Groves shared the same on her Twitter where she provided further explanation about why she had chosen to drop out. "Let this be a lesson to all misogynistic perverts in sport and their boot lickers - You can no longer exploit young women and girls, body shame or medically gaslight them and then expect them to represent you so you can earn your annual bonus. Time’s UP," she wrote. Although she did not mention anyone in particular, there has been speculation that it could have something to do with an incident from last year. 



 

 

According to Reuters, Groves had tweeted about a complaint she had made a few years ago about a man working at a swimming pool who made her feel uncomfortable.
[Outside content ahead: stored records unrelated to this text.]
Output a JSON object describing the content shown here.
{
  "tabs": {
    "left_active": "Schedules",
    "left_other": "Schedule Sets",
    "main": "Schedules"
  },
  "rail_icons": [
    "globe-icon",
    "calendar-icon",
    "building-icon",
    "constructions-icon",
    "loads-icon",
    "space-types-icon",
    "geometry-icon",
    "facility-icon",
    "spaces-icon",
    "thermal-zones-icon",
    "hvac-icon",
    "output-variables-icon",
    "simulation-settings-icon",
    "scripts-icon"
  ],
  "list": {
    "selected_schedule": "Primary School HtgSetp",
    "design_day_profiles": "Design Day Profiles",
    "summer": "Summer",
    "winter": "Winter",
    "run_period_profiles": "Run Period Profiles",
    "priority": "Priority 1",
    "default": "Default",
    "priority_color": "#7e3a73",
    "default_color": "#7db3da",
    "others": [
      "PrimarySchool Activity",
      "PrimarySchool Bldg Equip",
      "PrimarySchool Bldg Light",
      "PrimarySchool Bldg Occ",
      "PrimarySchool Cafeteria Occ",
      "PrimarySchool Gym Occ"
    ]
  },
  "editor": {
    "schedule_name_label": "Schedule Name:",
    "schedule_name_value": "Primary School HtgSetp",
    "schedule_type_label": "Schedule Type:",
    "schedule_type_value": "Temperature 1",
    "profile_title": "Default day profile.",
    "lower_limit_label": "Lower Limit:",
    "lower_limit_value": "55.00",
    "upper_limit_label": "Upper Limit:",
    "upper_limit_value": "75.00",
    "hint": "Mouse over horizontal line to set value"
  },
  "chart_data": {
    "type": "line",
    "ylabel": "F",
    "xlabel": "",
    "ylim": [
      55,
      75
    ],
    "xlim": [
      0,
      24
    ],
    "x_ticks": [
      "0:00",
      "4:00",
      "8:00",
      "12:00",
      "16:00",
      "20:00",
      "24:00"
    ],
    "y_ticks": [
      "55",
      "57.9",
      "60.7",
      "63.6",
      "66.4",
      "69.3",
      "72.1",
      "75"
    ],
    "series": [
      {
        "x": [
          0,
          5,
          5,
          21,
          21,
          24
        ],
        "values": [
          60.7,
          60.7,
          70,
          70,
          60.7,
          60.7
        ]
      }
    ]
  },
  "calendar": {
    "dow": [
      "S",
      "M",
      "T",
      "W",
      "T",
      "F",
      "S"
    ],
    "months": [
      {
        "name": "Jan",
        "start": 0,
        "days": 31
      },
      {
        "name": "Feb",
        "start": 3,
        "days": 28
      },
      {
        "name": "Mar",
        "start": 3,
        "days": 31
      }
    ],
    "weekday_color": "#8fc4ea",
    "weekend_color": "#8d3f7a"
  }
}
The tweet was made at the end of November 2020 and read: "Can I just say, that I definitely made a complaint a few years ago about a person that works at swimming making me feel uncomfortable the way they stare at me in my togs, and I think they’ve possibly been given a promotion since." In a follow-up tweet, she said that tweeting about the situation must have helped since the authorities had taken action almost immediately. 



 

 

"Woah guys this may have worked," Groves said in reference to her first tweet. "Next time you have a weirdo stare at your tits and your complaint falls on deaf ears, try tweeting about it." She added, "I didn’t even say where they worked so good on that workplace for immediately knowing it’s their sh******. Did they recognize my complaint because they already had it on file?" Groves also explained how her medical concerns were dismissed and according to The Washington Post said, “What’s worse, body shaming a person that’s extremely fit by telling them they’re fat, or telling a person you don’t care if they’ve had 2 surgeries in a year and are probs infertile, they don’t deserve more help — let’s get a poll going.” 



 

Following Groves' statement, Swimming Australia has urged her to provide more information about her allegations. “This is a very concerning thing for us,” Kieren Perkins, the president of Swimming Australia said, according to The Guardian. “These types of issues are, to be honest, the highest on my list as president that we need to be aware [of] and manage. We need to manage the safety of our athletes. That is paramount to us.” Perkins also mentioned that Swimming Australia had reached out to the athlete last year after her harassment concerns were brought to light.



 

 

“Unfortunately at this point, we haven’t been able to have a direct conversation with her to understand what her concerns are, who the people involved are, so we can investigate and deal with it," the statement read and added, "Maddie declined to provide further information nor do we have any previous complaints on record from Maddie. All allegations concerning child abuse or sexual misconduct are taken seriously by Swimming Australia. We consider the welfare, safety, and wellbeing of children and young people as paramount, and we have a duty to make inquiries to uphold the standards of our sport."

As for Groves, she has been receiving warm messages of support after her announcement of withdrawal. She went on to clarify that in addition to the pandemic, her decision was to start the conversation about the culture of "ignoring bad behavior to thrive" and saving at least one other girl from the misogynistic practices in swimming.